A jumping spider's movement is modeled by a parabola. The spider makes a single
jump from the origin and reaches a maximum height of 20 mm halfway across a horizontal distance of 160 mm.

Part A: Write the equation of the parabola in standard form that models the spider's jump. Show your work. (4 points)
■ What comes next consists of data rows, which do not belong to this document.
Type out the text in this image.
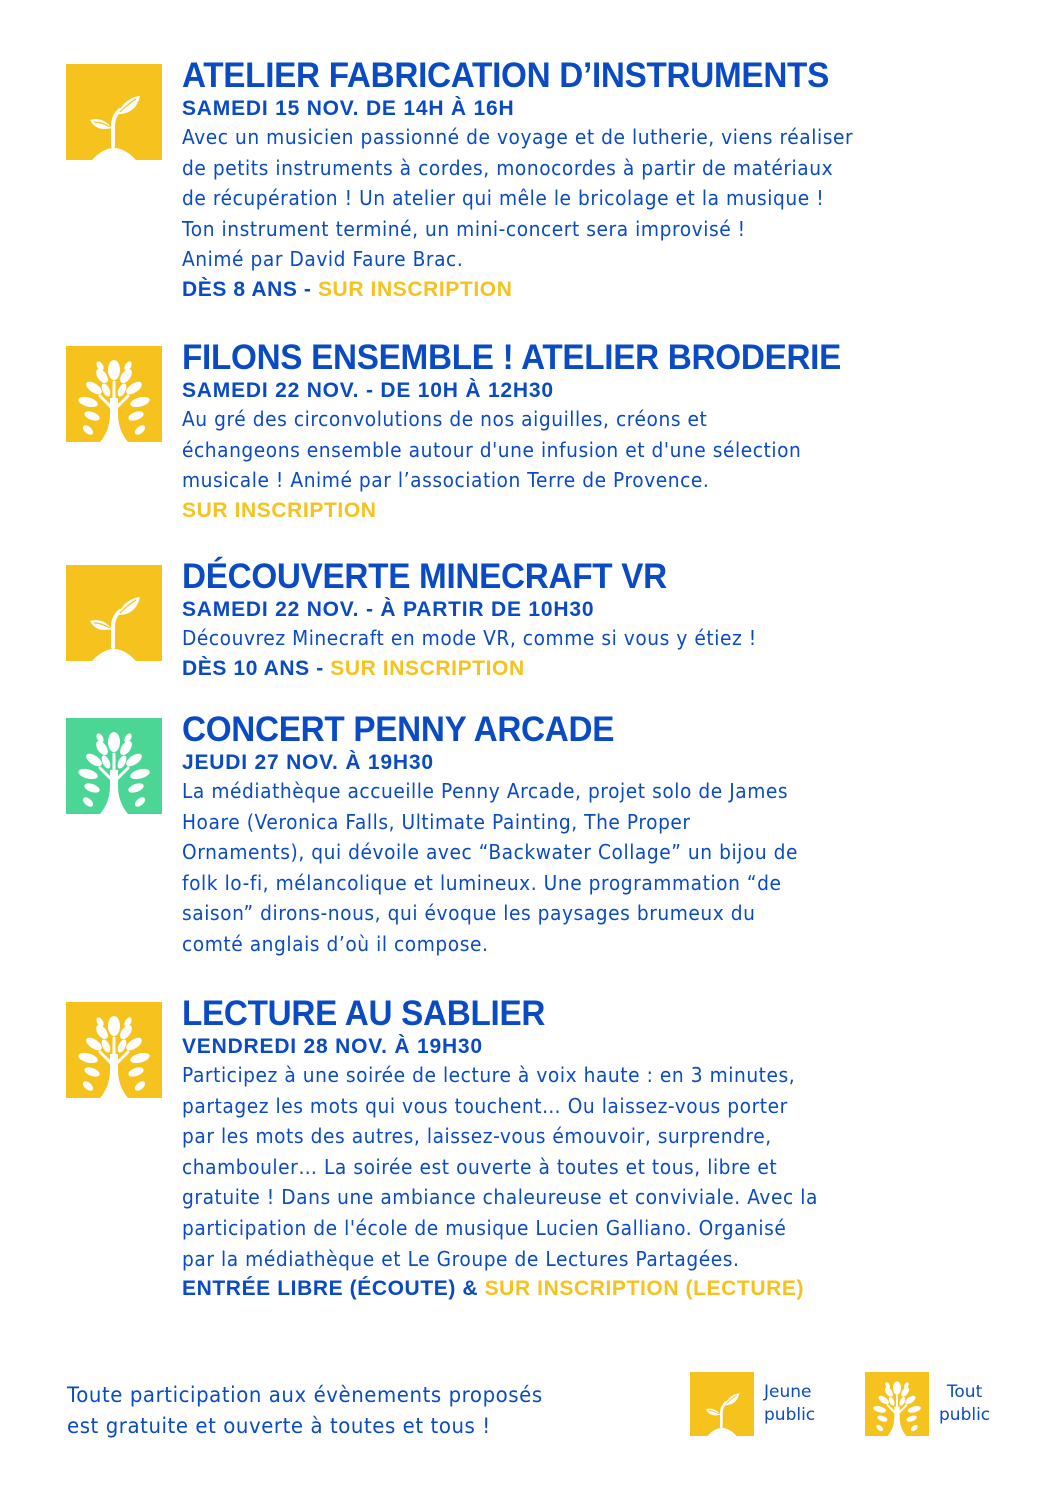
ATELIER FABRICATION D’INSTRUMENTS
SAMEDI 15 NOV. DE 14H À 16H
Avec un musicien passionné de voyage et de lutherie, viens réaliser
de petits instruments à cordes, monocordes à partir de matériaux
de récupération ! Un atelier qui mêle le bricolage et la musique !
Ton instrument terminé, un mini-concert sera improvisé !
Animé par David Faure Brac.
DÈS 8 ANS - SUR INSCRIPTION
FILONS ENSEMBLE ! ATELIER BRODERIE
SAMEDI 22 NOV. - DE 10H À 12H30
Au gré des circonvolutions de nos aiguilles, créons et
échangeons ensemble autour d'une infusion et d'une sélection
musicale ! Animé par l’association Terre de Provence.
SUR INSCRIPTION
DÉCOUVERTE MINECRAFT VR
SAMEDI 22 NOV. - À PARTIR DE 10H30
Découvrez Minecraft en mode VR, comme si vous y étiez !
DÈS 10 ANS - SUR INSCRIPTION
CONCERT PENNY ARCADE
JEUDI 27 NOV. À 19H30
La médiathèque accueille Penny Arcade, projet solo de James
Hoare (Veronica Falls, Ultimate Painting, The Proper
Ornaments), qui dévoile avec “Backwater Collage” un bijou de
folk lo-fi, mélancolique et lumineux. Une programmation “de
saison” dirons-nous, qui évoque les paysages brumeux du
comté anglais d’où il compose.
LECTURE AU SABLIER
VENDREDI 28 NOV. À 19H30
Participez à une soirée de lecture à voix haute : en 3 minutes,
partagez les mots qui vous touchent… Ou laissez-vous porter
par les mots des autres, laissez-vous émouvoir, surprendre,
chambouler… La soirée est ouverte à toutes et tous, libre et
gratuite ! Dans une ambiance chaleureuse et conviviale. Avec la
participation de l'école de musique Lucien Galliano. Organisé
par la médiathèque et Le Groupe de Lectures Partagées.
ENTRÉE LIBRE (ÉCOUTE) & SUR INSCRIPTION (LECTURE)
Toute participation aux évènements proposés
est gratuite et ouverte à toutes et tous !
Jeune
public
Tout
public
Part B: Identify the focus, directrix, and axis of symmetry of the parabola. (6 points)

Answer 1

A. (x - 80)² = -320(y = 20)

B. Focus: (80, -60)

Directrix: y = 100

Axis of symmetry: x = 80

Explanation:

Part A

If the spider's movement is modeled by a parabola, and its maximum height is 20 mm halfway across a horizontal distance of 160 mm, then:

• x-intercepts = (0, 0) and (160, 0)
• Vertex = (80, 20)

Standard form of a parabola with a vertical axis of symmetry:

`\boxed{(x-h)^2=4p(y-k) \quad \textsf{where}\:p\\eq 0}`

If p > 0, the parabola opens upwards, and if p < 0, the parabola opens downwards.

• 
  `\textsf{Vertex}=(h, k)`

• 
  `\textsf{Focus}=(h,k+p)`

• 
  `\textsf{Directrix}:y=(k-p)`

• 
  `\textsf{Axis of symmetry}:x=h`

Substitute one of the x-intercepts and the vertex into the formula and solve for p:

`\implies (0-80)^2=4p(0-20)`

`\implies (-80)^2=4p(-20)`

`\implies 6400=-80p`

`\implies p=-80`

Substitute the found value of p and the vertex into the formula to create the equation of the parabola in standard form:

`\implies (x-80)^2=4(-80)(y-20)`

`\implies (x-80)^2=-320(y-20)`

Part B

Given:

• h = 80
• k = 20
• p = -80

`\begin{aligned}\textsf{Focus}&=(h,k+p)\\&=(80,20-80)\\&=(80,-60)\end{aligned}`

`\begin{aligned}\textsf{Directrix}:y&=(k-p)\\ \implies y&=(20-(-80))\\ \implies y&=100\end{aligned}`

`\begin{aligned}\textsf{Axis of symmetry}:x&=h\\ \implies x&=80\end{aligned}`